Executing a will allows people to control how their property will be passed along after they die. Because wills cost time and money to make, individuals often wonder what would happen if they died without one. If somebody does die without a will, they have no control over how their property passes to other people. Instead, their property is distributed according to a statutory formula created by the State of Texas. An experienced attorney can help you.
Dying without a will is called dying “intestate.” When someone dies intestate, their property will be passed along according the rules of intestate succession, set out in Chapter 201 of the Texas Estates Code. A probate court will be responsible for applying the rules of intestate succession, and they will generally begin by classifying all of the decedent’s property as either real or personal, and as either community or separate.
After classifying a decedent’s property, the probate court will determine the decedent’s heirs – this generally includes surviving spouses, children, parents, and siblings. Depending on how the property is classified and what heirs are available, a decedent’s property may pass to any or all of these people. Non-spouse significant others, friends, and step-children are generally not considered to be heirs, and they will not inherit the property of someone who dies without a will.
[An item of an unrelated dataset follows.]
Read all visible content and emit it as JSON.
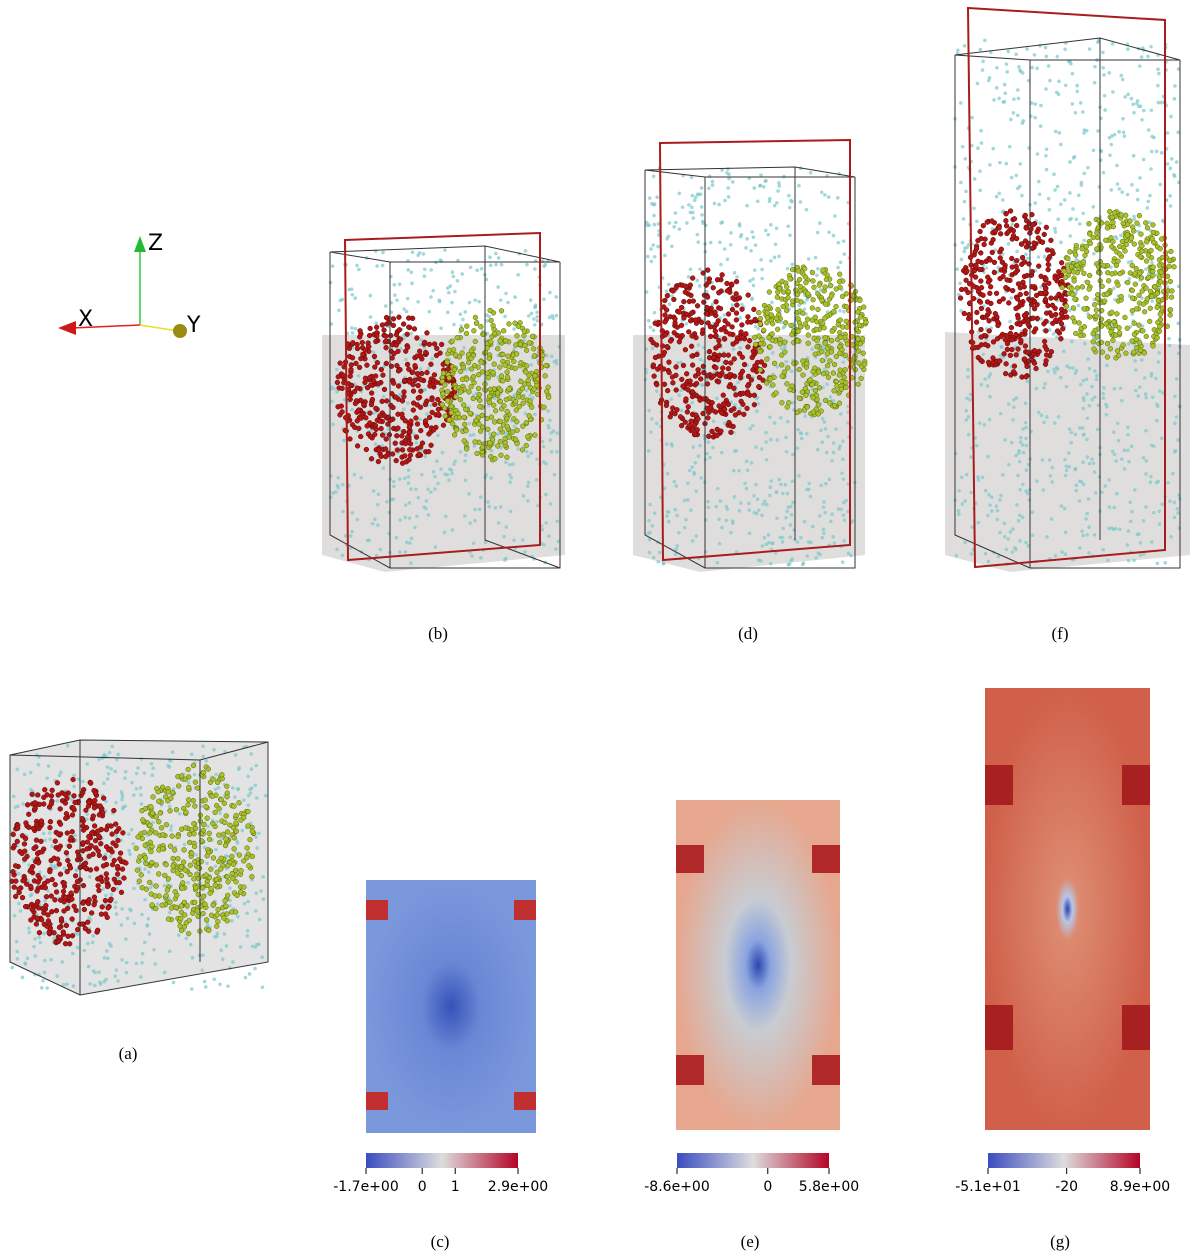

Because a probate court will have to classify property, locate heirs, and apply the rules of intestate succession, dying without a will can lead to a long and expensive probate process. The costs of probate will be paid out of the estate, meaning that there may be little left to inherit by any heirs the court finds. Although making a will does not avoid the probate process altogether, it can make the process simpler and less expensive, and it allows for more control over how the property is passed on.